Compared to RPM, remote patient monitoring tools enable the observation and management of a greater spectrum of health issues. Therefore, RTM coding includes compensation for services comparable to RPM but does not qualify for Remote Patient Monitoring billing under existing CPT codes.

RTM and RPM both need the use of medical instruments. However, the inclusion of self-reported data inside RTM codes is a significant distinction. Reimbursement for Remote Physiological Monitoring necessitates medical gadgets that automatically capture and upload the patient’s physiological data. On the other hand, RTM data can be self-reported, physically input into a device, and digitally submitted by patients.

Who Can Order and Deliver RTM?

RTM may be billed as general medicine services by physicians and other certified healthcare practitioners. The CPT Codebook defines a physician or other qualified healthcare professional as an individual who is qualified by education, training, and licensure to perform and report on a professional service within their scope of practice.

RTM codes for physical therapists (PT), occupational therapists (OT), speech-language pathologists, physician assistants, nurse practitioners, and clinical social workers may also be accessible.
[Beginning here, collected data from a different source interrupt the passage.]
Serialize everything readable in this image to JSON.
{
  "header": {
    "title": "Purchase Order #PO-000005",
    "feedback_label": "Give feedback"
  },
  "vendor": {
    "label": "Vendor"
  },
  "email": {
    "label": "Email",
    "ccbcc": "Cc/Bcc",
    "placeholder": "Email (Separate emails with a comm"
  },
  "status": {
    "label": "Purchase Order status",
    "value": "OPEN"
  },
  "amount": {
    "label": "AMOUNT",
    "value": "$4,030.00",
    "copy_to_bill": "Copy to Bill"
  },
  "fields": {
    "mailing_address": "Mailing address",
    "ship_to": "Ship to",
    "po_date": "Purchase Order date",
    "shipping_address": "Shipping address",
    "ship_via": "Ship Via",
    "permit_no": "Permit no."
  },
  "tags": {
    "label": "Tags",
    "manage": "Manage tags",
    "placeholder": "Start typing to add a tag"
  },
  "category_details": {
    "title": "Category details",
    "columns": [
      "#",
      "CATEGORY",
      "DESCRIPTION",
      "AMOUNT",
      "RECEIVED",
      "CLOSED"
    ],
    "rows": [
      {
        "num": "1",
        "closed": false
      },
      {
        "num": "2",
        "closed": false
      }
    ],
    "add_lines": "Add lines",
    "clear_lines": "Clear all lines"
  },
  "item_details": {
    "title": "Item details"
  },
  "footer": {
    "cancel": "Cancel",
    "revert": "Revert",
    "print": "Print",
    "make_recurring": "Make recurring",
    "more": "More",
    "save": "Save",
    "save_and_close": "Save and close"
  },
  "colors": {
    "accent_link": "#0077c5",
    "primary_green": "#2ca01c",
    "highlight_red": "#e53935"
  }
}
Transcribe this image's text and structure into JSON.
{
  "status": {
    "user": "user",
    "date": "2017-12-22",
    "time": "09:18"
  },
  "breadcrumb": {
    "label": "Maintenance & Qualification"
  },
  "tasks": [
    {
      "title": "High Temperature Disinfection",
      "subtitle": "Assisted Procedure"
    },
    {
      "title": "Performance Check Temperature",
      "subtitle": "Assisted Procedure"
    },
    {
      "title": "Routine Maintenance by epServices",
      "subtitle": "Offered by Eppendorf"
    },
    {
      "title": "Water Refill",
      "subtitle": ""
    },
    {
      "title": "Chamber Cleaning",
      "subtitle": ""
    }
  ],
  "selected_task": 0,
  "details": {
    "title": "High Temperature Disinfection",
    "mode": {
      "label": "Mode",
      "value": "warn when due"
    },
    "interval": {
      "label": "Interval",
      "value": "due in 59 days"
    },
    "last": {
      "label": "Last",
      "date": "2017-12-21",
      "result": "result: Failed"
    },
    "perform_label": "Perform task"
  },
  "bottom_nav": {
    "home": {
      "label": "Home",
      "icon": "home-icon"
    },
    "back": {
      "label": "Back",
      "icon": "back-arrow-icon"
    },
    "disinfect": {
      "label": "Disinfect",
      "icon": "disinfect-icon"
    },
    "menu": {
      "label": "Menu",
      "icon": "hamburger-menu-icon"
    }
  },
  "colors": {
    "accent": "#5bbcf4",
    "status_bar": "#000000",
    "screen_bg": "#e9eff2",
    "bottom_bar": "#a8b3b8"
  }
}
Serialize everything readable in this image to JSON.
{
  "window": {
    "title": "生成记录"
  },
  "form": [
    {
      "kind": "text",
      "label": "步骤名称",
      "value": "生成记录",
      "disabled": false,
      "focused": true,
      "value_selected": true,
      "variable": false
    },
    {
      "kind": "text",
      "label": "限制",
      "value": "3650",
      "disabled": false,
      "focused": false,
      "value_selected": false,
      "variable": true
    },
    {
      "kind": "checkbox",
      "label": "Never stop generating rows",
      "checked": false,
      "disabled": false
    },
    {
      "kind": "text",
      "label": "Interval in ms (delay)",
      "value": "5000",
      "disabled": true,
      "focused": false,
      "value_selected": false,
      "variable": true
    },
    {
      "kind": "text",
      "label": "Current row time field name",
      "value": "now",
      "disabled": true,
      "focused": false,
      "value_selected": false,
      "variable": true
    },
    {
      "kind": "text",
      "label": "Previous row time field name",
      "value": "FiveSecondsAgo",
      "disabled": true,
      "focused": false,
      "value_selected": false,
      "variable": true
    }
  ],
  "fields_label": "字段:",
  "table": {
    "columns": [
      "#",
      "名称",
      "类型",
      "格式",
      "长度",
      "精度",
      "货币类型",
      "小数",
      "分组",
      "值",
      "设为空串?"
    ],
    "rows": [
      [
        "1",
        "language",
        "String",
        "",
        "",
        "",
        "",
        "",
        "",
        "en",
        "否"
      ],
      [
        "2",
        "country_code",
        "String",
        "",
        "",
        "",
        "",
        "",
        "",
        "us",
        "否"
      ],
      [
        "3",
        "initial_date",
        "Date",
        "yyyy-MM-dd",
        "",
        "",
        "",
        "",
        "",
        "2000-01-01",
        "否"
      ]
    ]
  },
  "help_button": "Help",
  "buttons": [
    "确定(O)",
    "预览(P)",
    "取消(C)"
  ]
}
What Is the Required RTM Duration of Service

CPT code 98980 necessitates at least 20 minutes per month committed to remote therapeutic monitoring and management of the patient. This period must also contain at least one interactive dialogue with the patient or caregiver during the month. This can be through a phone or video call. CPT code 98981 has the same criteria as CPT code 98980, except that it is used as an add-on code for an extra 20 minutes every month.

Bottom Line

Now that you know the answer to “what is therapeutic patient monitoring?”, it’s worth noting that the CMS is currently seeking user input on options for integrating practitioners who do not have physician or non-physician provider licenses. They are also looking for input on standard devices used to monitor the kind of data contained in the code descriptors and the associated expenses.